Z nieba leje się żar. Sprzedawcy krążą po plaży, nawołując: Kawa mrożona, kawa.
- Trudno się też skupić, gdy dookoła leżą ludzie, a temperatura powyżej trzydziestu stopni. Wieczorem jest trochę lepiej - mówi Piotr Michalski, grający tytułową postać.
Ostra muzyka towarzyszy okrzykom ekstazy na scenie. To rozrabia Markiz de Sade.
Za kulisami Małgorzata Talarczyk z szydełkiem w dłoni i białą włóczką czeka na swoje wejście...
- Robię kamizelkę. Gram burdelmatkę pięciu córek, które ochoczo oddaję Casanovie - mówi pani Małgosia. - Jestem osobą niezwykle życzliwą. Cóż się dziwić, Casanovie rzadko która mówi "nie".
- To prawda - dodaje Małgorzata Buczek-Żarnecka, czyli w spektaklu Maria Magdalena mniszka. - Ja też postanowiłam uporać się z Casanovą. Przegrałam? Nie, wzięłam co najlepsze, on poszedł dalej i obie strony były zadowolone - żartuje aktora, która krzyżykami wyszywa żaglowiec dla synka. - Czekając na wejście na scenę, zapełnia się tak czas - tłumaczy.

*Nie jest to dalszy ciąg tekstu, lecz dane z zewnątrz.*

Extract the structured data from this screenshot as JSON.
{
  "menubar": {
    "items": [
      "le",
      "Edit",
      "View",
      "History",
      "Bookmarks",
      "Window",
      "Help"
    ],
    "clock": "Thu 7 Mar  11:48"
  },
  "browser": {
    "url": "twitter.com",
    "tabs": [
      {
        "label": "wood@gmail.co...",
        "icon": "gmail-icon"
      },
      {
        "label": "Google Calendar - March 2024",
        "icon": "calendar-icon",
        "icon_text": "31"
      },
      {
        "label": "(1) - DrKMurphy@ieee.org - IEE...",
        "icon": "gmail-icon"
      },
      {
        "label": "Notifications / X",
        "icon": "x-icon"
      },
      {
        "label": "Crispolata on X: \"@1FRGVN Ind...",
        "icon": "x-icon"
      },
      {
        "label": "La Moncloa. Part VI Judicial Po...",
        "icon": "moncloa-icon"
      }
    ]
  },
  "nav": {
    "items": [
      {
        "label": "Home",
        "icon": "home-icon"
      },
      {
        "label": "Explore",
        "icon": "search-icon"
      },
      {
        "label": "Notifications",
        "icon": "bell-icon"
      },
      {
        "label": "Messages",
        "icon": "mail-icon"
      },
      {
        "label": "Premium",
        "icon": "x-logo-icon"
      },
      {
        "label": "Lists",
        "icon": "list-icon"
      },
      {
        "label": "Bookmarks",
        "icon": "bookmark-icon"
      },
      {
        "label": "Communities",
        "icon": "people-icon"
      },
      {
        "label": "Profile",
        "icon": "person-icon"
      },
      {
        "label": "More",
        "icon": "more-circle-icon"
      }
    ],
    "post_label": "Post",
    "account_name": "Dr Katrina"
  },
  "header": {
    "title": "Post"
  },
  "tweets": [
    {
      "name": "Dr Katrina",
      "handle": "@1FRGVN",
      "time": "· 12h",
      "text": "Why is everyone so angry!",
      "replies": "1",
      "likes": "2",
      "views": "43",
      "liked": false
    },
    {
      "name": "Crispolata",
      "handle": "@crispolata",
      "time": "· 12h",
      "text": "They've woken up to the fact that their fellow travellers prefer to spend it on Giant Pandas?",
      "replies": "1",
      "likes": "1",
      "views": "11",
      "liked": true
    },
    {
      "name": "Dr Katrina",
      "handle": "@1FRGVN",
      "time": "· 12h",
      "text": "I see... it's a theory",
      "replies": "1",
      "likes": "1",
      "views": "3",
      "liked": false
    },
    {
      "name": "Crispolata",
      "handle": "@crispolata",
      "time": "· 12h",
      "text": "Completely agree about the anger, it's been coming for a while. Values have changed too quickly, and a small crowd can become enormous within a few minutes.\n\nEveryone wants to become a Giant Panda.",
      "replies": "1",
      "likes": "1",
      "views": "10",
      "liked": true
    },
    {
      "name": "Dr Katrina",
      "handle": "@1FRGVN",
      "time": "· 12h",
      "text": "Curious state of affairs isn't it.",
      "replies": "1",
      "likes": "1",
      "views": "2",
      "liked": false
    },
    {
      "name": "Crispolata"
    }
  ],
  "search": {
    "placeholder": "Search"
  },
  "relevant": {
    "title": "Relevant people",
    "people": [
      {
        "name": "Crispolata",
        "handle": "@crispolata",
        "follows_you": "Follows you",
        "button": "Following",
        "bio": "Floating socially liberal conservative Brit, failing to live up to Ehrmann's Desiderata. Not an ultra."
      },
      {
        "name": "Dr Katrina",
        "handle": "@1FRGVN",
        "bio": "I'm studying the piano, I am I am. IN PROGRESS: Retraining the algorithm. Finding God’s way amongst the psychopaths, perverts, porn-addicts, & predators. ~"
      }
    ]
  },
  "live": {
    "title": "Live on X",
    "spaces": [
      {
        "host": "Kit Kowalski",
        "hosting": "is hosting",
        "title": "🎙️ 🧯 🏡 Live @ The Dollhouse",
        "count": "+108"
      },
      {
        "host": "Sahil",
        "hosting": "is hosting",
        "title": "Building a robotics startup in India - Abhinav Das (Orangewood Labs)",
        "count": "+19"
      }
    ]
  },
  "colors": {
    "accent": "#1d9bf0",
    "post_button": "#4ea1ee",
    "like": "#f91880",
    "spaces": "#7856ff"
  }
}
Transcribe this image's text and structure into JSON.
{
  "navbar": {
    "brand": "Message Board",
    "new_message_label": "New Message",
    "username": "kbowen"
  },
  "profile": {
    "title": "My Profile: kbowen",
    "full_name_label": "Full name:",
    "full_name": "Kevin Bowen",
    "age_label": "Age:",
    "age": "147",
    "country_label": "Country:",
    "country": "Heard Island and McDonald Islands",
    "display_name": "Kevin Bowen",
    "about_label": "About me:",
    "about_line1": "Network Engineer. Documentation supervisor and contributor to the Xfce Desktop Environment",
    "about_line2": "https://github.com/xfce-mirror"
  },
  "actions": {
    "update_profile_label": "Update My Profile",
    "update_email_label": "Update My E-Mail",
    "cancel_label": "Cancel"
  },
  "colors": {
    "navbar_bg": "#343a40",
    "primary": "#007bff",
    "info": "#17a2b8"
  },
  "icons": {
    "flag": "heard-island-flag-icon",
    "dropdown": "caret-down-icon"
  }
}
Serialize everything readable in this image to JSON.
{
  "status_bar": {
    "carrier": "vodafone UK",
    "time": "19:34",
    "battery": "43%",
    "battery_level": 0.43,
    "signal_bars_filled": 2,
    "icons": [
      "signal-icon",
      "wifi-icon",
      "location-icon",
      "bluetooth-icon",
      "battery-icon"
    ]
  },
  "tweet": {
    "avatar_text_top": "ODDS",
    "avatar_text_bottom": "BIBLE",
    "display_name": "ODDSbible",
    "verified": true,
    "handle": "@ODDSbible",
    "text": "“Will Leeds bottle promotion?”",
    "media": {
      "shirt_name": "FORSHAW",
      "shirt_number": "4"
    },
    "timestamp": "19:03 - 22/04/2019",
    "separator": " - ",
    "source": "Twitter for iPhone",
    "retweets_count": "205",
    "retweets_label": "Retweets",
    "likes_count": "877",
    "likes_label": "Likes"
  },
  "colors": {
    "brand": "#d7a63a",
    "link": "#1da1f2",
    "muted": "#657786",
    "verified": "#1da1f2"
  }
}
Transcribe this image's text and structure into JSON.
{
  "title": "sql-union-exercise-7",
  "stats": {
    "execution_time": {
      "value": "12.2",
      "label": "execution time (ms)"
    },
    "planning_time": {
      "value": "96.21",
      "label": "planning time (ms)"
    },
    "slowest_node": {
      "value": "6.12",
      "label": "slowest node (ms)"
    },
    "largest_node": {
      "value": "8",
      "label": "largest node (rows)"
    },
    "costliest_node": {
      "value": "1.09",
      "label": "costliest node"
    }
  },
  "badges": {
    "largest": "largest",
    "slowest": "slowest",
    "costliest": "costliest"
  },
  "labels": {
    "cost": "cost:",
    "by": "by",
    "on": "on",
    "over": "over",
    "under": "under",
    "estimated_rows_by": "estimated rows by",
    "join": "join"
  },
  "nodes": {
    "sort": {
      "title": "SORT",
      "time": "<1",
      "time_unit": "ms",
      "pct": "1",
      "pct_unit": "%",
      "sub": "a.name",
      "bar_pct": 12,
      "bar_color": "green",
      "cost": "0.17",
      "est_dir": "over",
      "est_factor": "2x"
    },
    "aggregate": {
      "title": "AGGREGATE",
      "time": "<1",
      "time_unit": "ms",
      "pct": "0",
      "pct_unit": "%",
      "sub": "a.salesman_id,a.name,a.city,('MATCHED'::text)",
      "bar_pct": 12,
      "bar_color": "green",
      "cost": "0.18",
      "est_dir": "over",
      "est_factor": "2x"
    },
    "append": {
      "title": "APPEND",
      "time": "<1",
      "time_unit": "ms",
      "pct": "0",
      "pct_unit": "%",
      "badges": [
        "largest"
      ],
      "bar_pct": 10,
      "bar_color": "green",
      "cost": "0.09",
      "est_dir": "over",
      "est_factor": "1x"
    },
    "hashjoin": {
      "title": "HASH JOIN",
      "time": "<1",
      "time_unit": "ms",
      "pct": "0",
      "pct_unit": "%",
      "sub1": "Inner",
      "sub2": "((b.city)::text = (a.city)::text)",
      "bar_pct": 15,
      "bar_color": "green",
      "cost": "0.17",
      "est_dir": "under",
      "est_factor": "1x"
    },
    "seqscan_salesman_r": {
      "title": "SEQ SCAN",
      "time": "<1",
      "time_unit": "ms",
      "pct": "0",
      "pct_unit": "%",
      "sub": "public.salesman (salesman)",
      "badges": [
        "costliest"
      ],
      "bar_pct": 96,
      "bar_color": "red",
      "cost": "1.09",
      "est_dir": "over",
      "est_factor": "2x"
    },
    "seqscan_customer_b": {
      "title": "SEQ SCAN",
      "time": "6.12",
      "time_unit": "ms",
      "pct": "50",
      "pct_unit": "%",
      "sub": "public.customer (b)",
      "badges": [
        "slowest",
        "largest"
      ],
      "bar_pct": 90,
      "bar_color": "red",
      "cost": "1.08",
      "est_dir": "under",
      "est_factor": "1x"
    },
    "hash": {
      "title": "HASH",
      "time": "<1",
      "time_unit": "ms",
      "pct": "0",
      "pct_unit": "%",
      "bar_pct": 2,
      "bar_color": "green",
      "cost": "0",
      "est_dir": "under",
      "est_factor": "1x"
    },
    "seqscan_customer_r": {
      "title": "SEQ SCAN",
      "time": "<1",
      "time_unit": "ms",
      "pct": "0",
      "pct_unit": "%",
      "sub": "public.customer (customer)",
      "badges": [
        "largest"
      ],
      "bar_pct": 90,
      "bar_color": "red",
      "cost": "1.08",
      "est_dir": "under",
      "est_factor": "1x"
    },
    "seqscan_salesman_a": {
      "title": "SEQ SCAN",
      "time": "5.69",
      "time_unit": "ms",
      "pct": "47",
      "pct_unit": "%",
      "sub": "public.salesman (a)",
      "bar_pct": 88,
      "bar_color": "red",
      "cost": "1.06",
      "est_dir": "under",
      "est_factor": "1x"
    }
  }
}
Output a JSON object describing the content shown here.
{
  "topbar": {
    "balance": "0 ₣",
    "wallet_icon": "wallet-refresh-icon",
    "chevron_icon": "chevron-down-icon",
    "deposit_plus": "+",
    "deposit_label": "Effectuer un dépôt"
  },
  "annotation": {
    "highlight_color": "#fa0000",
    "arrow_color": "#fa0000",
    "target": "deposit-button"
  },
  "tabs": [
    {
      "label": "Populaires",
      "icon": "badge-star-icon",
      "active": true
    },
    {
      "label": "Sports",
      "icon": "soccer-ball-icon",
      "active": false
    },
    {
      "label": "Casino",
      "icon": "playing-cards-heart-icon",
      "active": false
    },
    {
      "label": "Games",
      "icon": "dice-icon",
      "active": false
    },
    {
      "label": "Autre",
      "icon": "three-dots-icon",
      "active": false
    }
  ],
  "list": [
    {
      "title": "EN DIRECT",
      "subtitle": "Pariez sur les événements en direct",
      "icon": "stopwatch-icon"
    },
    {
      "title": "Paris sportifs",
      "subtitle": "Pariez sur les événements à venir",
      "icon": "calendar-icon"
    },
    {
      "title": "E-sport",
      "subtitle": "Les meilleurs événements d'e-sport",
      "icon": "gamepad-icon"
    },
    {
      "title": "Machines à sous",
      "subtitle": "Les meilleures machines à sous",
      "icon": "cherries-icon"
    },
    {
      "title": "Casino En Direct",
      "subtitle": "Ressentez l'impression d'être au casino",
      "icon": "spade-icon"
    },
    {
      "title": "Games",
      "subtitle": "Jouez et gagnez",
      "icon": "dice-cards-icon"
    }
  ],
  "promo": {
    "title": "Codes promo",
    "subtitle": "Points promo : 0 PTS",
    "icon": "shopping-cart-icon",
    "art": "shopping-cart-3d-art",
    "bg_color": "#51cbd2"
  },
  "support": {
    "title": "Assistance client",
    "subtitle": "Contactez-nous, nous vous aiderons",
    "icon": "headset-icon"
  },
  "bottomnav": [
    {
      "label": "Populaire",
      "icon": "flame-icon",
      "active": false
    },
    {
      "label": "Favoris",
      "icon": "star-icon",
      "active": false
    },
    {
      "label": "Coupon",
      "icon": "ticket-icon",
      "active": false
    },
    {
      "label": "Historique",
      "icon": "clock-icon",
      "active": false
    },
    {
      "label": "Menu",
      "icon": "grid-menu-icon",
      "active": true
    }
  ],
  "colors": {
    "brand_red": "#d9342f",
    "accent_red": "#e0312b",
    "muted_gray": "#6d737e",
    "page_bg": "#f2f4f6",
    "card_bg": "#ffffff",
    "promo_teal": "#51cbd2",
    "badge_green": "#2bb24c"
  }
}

Tymczasem Sławomir Lewandowski zapewnia, że jest najzręczniejszym maklerem, a członkowie rady wiele skorzystali na jego poradach. Zmaganiom swego pana przypatruje się ukryty w cieniu Tygrys, owczarek alzacki, który ma tyle lat co Scena Letnia. Wreszcie znudzony próbuje towarzyszyć aktorowi.
- Uciekaj do siebie, do garderoby, już na miejsce - przywołuje go do porządku pan.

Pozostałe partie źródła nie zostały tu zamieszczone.